Policial

Em carta a ministra, presos citam “porões medievais da ditadura”

Curitiba – Um dia depois de o governador Beto Richa autoelogiar o sistema penitenciário paranaense, citando suposta manifestação da ministra Cármen Lúcia, vem a público uma carta-manifesto redigida por presos que descrevem violações à Lei de Execuções Penais e a tratados internacionais de direitos humanos dentro dos presídios do Paraná. Cármen é presidente do STF (Supremo Tribunal Federal) e do CNJ (Conselho Nacional de Justiça).

O documento tem dez páginas e assinado por mais de mil detentos. Os presos pedem ainda uma vistoria integral no presídio por parte do Depen (Departamento Penitenciário Nacional) e uma sindicância para apurar as denúncias.

O texto foi entregue em mãos pelos detentos à presidente do Conselho da Comunidade de Curitiba, Isabel Mendes, durante visita à PCE. Na ocasião, eles pediram que a carta chegasse às autoridades nacionais do sistema penitenciário. O Conselho remeteu o documento original à ministra Cármen Lúcia e uma cópia ao governador Beto Richa (PSDB).
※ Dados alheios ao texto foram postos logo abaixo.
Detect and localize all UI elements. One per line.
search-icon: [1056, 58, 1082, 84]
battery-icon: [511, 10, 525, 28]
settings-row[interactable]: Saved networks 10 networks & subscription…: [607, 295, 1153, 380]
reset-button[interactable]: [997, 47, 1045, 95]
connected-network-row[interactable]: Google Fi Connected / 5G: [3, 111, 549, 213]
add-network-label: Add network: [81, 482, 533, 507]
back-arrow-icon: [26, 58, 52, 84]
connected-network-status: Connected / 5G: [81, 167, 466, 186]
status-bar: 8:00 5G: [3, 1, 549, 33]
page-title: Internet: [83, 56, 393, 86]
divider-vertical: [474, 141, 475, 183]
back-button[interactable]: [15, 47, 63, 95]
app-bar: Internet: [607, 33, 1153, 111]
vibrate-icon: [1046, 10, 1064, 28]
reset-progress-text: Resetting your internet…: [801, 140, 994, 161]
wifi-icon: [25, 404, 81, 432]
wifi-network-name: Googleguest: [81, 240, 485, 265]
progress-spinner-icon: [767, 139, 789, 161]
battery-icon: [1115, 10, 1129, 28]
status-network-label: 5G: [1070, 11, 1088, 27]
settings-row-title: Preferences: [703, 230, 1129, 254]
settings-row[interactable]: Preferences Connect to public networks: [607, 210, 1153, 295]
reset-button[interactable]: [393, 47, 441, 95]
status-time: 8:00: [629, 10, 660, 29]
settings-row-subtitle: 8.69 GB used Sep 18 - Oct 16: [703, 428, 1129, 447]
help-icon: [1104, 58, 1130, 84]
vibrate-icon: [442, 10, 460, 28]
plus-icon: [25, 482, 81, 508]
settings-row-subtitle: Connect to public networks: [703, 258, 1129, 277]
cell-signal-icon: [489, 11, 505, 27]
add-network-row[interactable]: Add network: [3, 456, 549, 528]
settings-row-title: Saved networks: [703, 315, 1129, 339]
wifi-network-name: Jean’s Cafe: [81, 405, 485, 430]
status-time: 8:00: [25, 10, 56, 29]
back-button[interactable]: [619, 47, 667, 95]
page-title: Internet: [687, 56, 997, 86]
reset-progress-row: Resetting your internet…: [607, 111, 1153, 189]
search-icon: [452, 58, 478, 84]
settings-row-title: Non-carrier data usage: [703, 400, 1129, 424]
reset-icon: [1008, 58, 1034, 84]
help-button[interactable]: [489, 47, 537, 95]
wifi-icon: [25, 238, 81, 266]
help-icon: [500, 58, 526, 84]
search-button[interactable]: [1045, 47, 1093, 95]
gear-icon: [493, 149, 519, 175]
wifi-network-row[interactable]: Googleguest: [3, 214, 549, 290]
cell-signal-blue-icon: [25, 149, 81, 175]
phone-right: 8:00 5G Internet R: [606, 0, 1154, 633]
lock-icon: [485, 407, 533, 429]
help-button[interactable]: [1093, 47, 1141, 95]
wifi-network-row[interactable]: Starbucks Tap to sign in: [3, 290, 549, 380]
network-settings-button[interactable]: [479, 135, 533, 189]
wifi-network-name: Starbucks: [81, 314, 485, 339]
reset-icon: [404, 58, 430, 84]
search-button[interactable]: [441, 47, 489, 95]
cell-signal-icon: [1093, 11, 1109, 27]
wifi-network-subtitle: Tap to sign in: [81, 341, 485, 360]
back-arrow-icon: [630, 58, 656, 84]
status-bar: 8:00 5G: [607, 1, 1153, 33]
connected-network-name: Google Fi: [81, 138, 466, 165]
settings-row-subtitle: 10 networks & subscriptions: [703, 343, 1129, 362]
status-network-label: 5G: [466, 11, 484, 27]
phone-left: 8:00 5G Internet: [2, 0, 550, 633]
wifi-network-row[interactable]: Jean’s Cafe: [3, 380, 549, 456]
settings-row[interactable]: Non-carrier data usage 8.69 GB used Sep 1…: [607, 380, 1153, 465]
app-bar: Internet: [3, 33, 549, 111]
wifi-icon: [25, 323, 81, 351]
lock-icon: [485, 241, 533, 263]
“É uma carta importante porque não passou pela censura, o que é incomum nas penitenciárias. Sempre há muita vigilância por parte do Estado. (…) É uma visão de dentro, de quem é diretamente atingido por uma execução penal ilegal, sem banho de sol, estudo ou trabalho”, destaca Isabel Mendes.

Embora o documento tenha sido assinado por presos da PCE, a situação das demais penitenciárias não é muito diferente. Em Cascavel, por exemplo, a Penitenciária Estadual foi destruída durante rebelião em novembro e até agora não houve início das obras. Os cerca de 700 presos, que passaram mais de 40 dias amontoados no pátio, apenas de cueca e com um banheiro coletivo, agora estão empilhados nas celas que sobraram. Desde 9 de novembro eles não recebem visita de familiares devido à precariedade da estrutura.

O relato

O manuscrito registra que a PCE é “conhecida pelo seu passado macabro e violento” e que lembra “os porões medievais da ditadura”. O texto é dividido em sete tópicos, cada um esmiuçando uma violação à Lei de Execuções Penais. Segundo os presos, “a PCE não pestaneja quando se refere a infringir leis, criar suas próprias normas e diretrizes, e manda ‘pro Diabo’ os princípios básicos da LEP, Constituição Federal e Convenção dos Direitos Humanos Universal”.

Os detentos relatam ainda tentativas da administração penitenciária de esconder os problemas durante vistorias ou visitas da imprensa. “É feito maquiagem – isso mesmo, maquiagem – de causar inveja nos renomados produtores do Projack [sic] e Hollioud [sic]”.

De acordo com os relatos, os presidiários saem das celas uma vez por semana apenas por suposta falta de efetivo de agentes – mas que os presos garantem ser “falta de organização”. “Permanecemos quase 700 horas/mês, mais de 1.000 horas/ano taciturnamente enclausurados”.

O manuscrito relata ainda a superlotação (em que as celas são descritas como “sarcófagos” e “passarela de ratos”) e a falta de qualidade da alimentação.

Conselho e STF

O canal entre o Conselho da Comunidade e a ministra Cármen Lúcia começou a ser consolidado mês passado, quando a presidente do STF visitou o Paraná. Isabel Mendes espera que a carta sirva de alerta e que ajude a fazer com o que os magistrados foquem mais no sistema penitenciário paranaense.

“A Cármen Lúcia me pediu pessoalmente que encaminhasse a ela os problemas do sistema penitenciário do Paraná. O intuito é contar a verdade. As políticas públicas precisam ser sérias”, completa.

Depen nega problemas

Por meio de sua assessoria de comunicação, o Depen informou que “não existe registro na Corregedoria do Depen ou na ouvidoria da Sesp sobre maus-tratos de servidores para com visitantes”. O órgão reconheceu que o banho de sol ocorre uma vez por semana, “no entanto, em vez de duas horas diárias, o banho de sol é ofertado o dia todo, das 9h às 16h” e que os detentos têm acesso ao pátio nos fins de semana, quando ocorrem as visitas.

“A Penitenciária Central do Estado é a maior penitenciária do Paraná, abrigando atualmente 1.645 presos, cujo projeto arquitetônico remonta dos anos 70 e se constituí em uma unidade de difícil movimentação de presos. Todos os esforços estão concentrados no sentido de manter a segurança dos agentes penitenciários, presos e do regime disciplinar, sem se olvidar do indispensável tratamento penal que resulta de programas assistenciais: trabalho, educação e leitura”, disse o diretor-geral do Depen, Luiz Alberto Cartaxo.